На вопрос помощника управляющего -- где мужики спрятали лес, Корнев политично ответил, что ему неизвестно.
Результаты обыска заимок были ещё плачевнее.
Разрывали мало-мальски сугробы, находили прошлогодние пни и больше ничего.
Усталые, промёрзшие, возвратились крестьянский начальник и становой пристав.
-- Ну, собаки, крепко спрятали. Ума не приложу... В город успели свезти разве?...-- догадывался щеголеватый пристав.
Крестьянский начальник пыхтел и отдувался, проглатывая шестой стакан чаю...
Корнев угостил на славу.
Составили преферанс по маленькой, а потом долго пили по всяким и без всяких поводов.
-- Опохмеляться ко мне...-- пригласил священник.
-- Что ж, можно... А мужики-то какие бестии, батюшка! Спрятали так, что сам чёрт не найдёт...
-- Допытывался я у своего работника... "Зачем, говорит, тебе знать", а сам ухмыляется...
-- Что ж это я?.. Старосту засадил, а писаря нет! -- хлопнул себя по лбу крестьянский начальник.-- Эй, позовите-ка его кто-нибудь...

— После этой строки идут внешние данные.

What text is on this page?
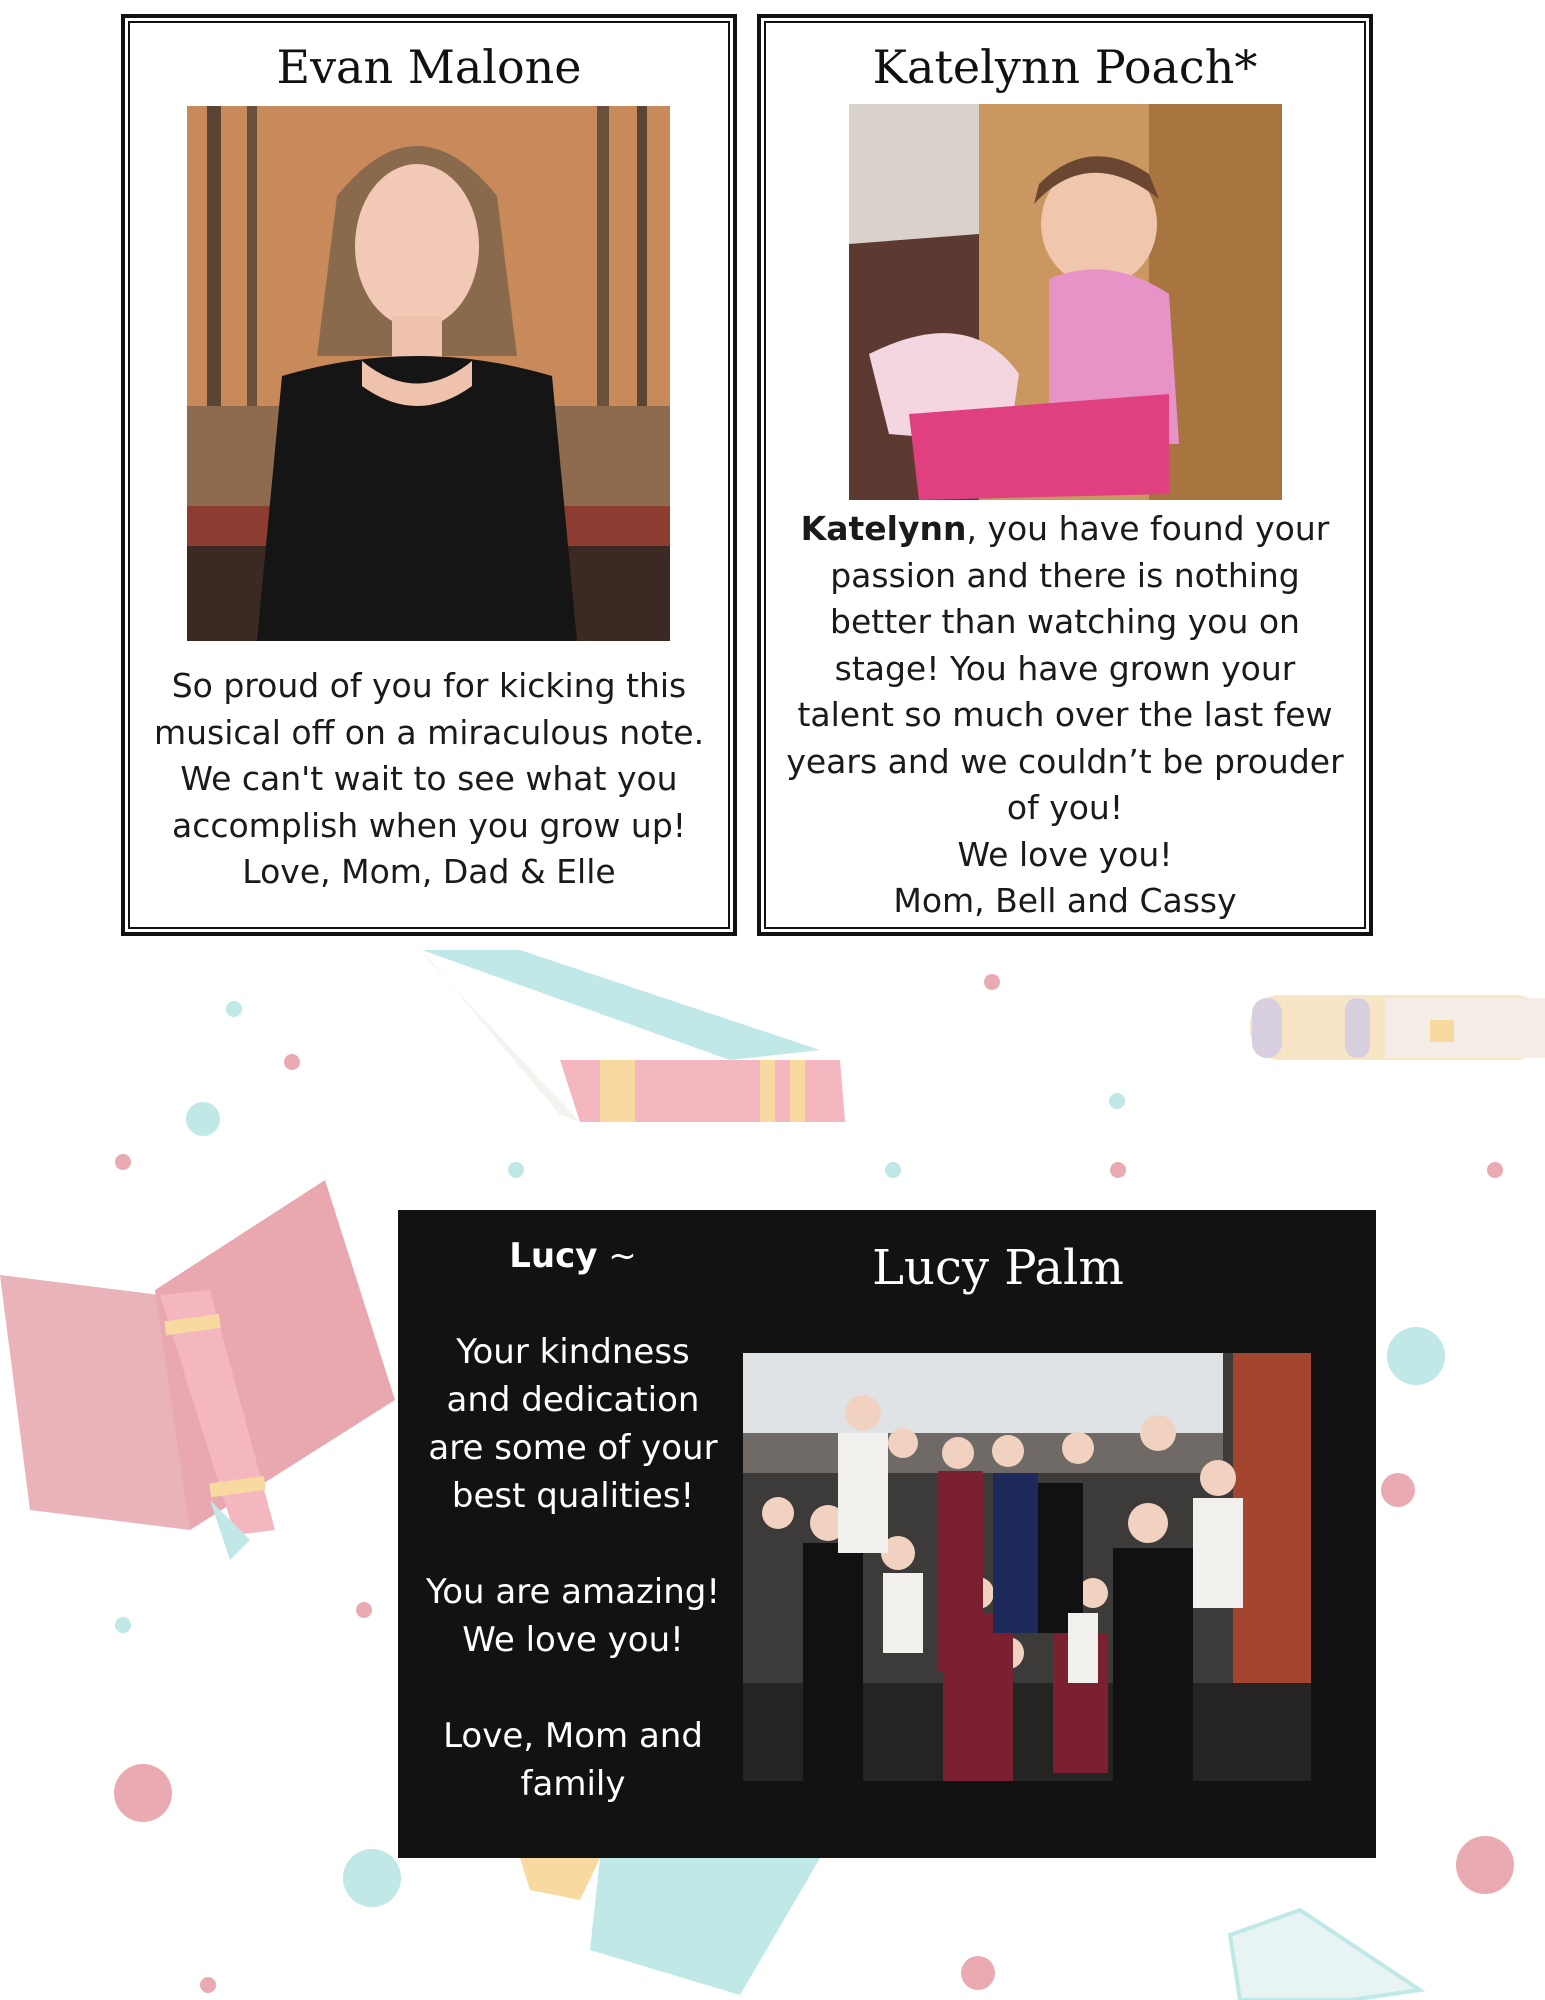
Evan Malone

So proud of you for kicking this

musical off on a miraculous note.

We can't wait to see what you

accomplish when you grow up!

Love, Mom, Dad & Elle

Katelynn Poach*
Katelynn, you have found your
passion and there is nothing
better than watching you on
stage! You have grown your
talent so much over the last few
years and we couldn’t be prouder
of you!
We love you!
Mom, Bell and Cassy

Lucy ~

Your kindness

and dedication

are some of your

best qualities!

You are amazing!

We love you!

Love, Mom and

family

Lucy Palm
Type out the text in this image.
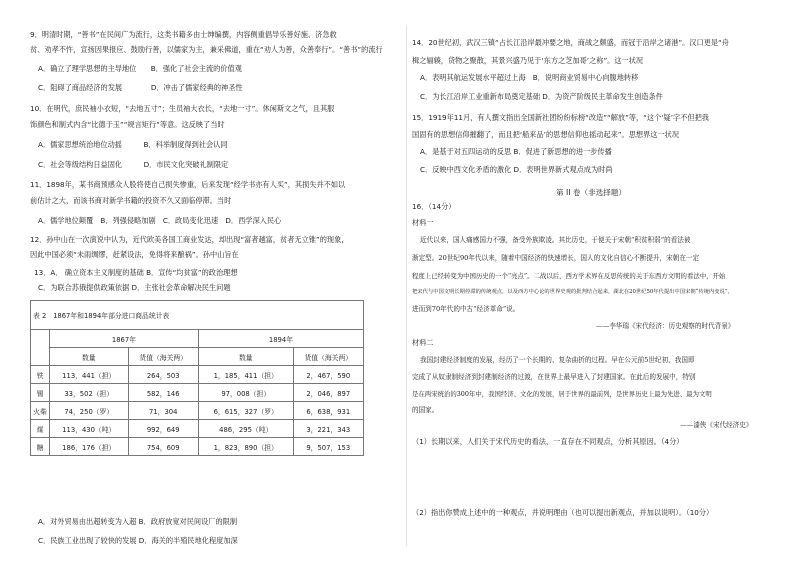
9．明清时期，“善书”在民间广为流行，这类书籍多由士绅编撰，内容侧重倡导乐善好施、济急救
贫、劝孝不忤，宣扬因果报应、鼓励行善，以儒家为主，兼采佛道，重在“劝人为善，众善奉行”。“善书”的流行
A．确立了理学思想的主导地位　　B．强化了社会主流的价值观
C．阻碍了商品经济的发展　　　　D．冲击了儒家经典的神圣性
10．在明代，庶民袖小衣短，“去地五寸”；生员袖大衣长，“去地一寸”。休闲斯文之气，且其服
饰颜色和制式内含“比德于玉”“规言矩行”等意。这反映了当时
A．儒家思想统治地位动摇　　　B．科举制度得到社会认同
C．社会等级结构日益固化　　　D．市民文化突破礼制限定
11．1898年，某书商预感众人股将使自己损失惨重，后来发现“经学书亦有人买”，其损失并不如以
前估计之大，而该书商对新学书籍的投资不久又面临停滞。当时
A．儒学地位颠覆　B．列强侵略加剧　C．政局变化迅速　D．西学深入民心
12．孙中山在一次演说中认为，近代欧美各国工商业发达，却出现“富者越富，贫者无立锥”的现象，
因此中国必须“未雨绸缪，赶紧设法，免得将来酿祸”。孙中山旨在
13．A． 确立资本主义制度的基础 B．宣传“均贫富”的政治理想
C．为联合苏俄提供政策依据 D．主张社会革命解决民生问题
表 2　1867年和1894年部分进口商品统计表				
	1867年		1894年	
	数量	货值（海关两）	数量	货值（海关两）
铁	113，441（担）	264，503	1，185，411（担）	2，467，590
锡	33，502（担）	582，146	97，008（担）	2，046，897
火柴	74，250（罗）	71，304	6，615，327（罗）	6，638，931
煤	113，430（吨）	992，649	486，295（吨）	3，221，343
糖	186，176（担）	754，609	1，823，890（担）	9，507，153
A．对外贸易由出超转变为入超 B．政府放宽对民间设厂的限制
C．民族工业出现了较快的发展 D．海关的半殖民地化程度加深
14．20世纪初，武汉三镇“占长江沿岸最冲要之地，商战之颇盛，而冠于沿岸之诸港”。汉口更是“舟
楫之辐辏，货物之聚散，其景兴盛乃见于‘东方之芝加哥’之称”。这一状况
A．表明其航运发展水平超过上海　B．说明商业贸易中心向腹地转移
C．为长江沿岸工业重新布局奠定基础 D．为资产阶级民主革命发生创造条件
15．1919年11月，有人撰文指出全国新社团纷纷标榜“改造”“解放”等，“这个‘疑’字不但把我
国固有的思想信仰摧翻了，而且把‘船来品’的思想信仰也摇动起来”。思想界这一状况
A．是基于对五四运动的反思 B．促进了新思想的进一步传播
C．反映中西文化矛盾的激化 D．表明世界新式观点成为时尚
第 II 卷（非选择题）
16．（14分）
材料一
近代以来，国人痛感国力不强，备受外族欺凌。其比历史，于便关于宋朝“积贫积弱”的看法被
渐定型。20世纪90年代以来，随着中国经济的快速增长，国人的文化自信心不断提升，宋朝在一定
程度上已经转变为中国历史的一个“亮点”。二战以后，西方学术界在反思传统的关于东西方文明的看法中，开始
把宋代与中国文明长期停滞的传统观点，以及西方中心论的世界史观的批判结合起来，湖北在20世纪50年代提出中国宋朝“传统内变说”，
进而到70年代的中古“经济革命”说。
——李华瑞《宋代经济：历史观察的时代背景》
材料二
我国封建经济制度的发展，经历了一个长期的、复杂曲折的过程。早在公元前5世纪初，我国即
完成了从奴隶制经济到封建制经济的过渡，在世界上最早进入了封建国家。在此后的发展中，特别
是在两宋统治的300年中，我国经济、文化的发展，居于世界的最前列，是世界历史上最为先进、最为文明
的国家。
——漆侠《宋代经济史》
（1）长期以来，人们关于宋代历史的看法，一直存在不同观点，分析其原因。（4分）
（2）指出你赞成上述中的一种观点，并说明理由（也可以提出新观点，并加以说明）。（10分）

Пришёл заспанный испуганный писарь.
-- Милости просим... Староста сидит? -- коротко спросил крестьянский начальник.
-- Сидит, ваше благородье.
-- А скверно ему в холодной-то одному и скучно... Выпить хочешь?
-- Покорно благодарим!
-- На, выпей...
Писарь выпил и отёр губы полой шубы.
-- Ещё держи... Не бойся, не укусим... Закусить, может, хочешь? Закуси... А теперь садись и расскажи, где лес спрятали...
-- Ах, чёрт возьми!..-- хлопнул руками помощник управляющего.-- Ведь она может пособить,-- радостно закричал он и оживлённо что-то зашептал крестьянскому начальнику.
-- Ну, иди в избу,-- смилостивился начальник и пошёл на земскую.
-- Только вот, старуха, сначала скажи: где лес спрятали... не скажешь -- упекут сына!..
-- Не знаю, родимый...-- опешила Терентьевна.
-- Врёшь, знаешь... Да ты не бойся. В обиду не дам. Говори прямо, и сын сегодня же дома будет...
Терентьевна боролась.
-- Ну, скорей... Не хочешь -- не надо...-- и крестьянский начальник пошёл к выходу.
-- Скажу, скажу, батюшка... Выпусти только...- ухватилась за рукав Терентьевна.-- Бают, в озеро спустили...
-- В озеро? О, чёрт... Да ты не врёшь?..-- удивился крестьянский начальник.
-- Так слыхала... Может, и не там...
-- Хорошо... Найдётся в озере -- выпущу сына.
Через четверть часа мужики разгребали сугробы на озере и долбили лёд...
Когда показалось первое бревно, мужики заговорили:
-- Брось, ваше благородье... Не май людей... Нашёл и ладно... Весной вытает...
-- Нет, дудки!.. Сейчас же выловить всё!..
Согнали мужиков со всего села. Доставать было ещё труднее, чем прятать.
-- Ваше благородье, помилуй... Какой хошь штраф наложи, только отпусти...
-- А!.. Не то заговорили... У меня, брат, не спрячетесь. Ну, да чёрт с вами...-- и довольный крестьянский начальник приказал бросить работу и выпустить арестованных.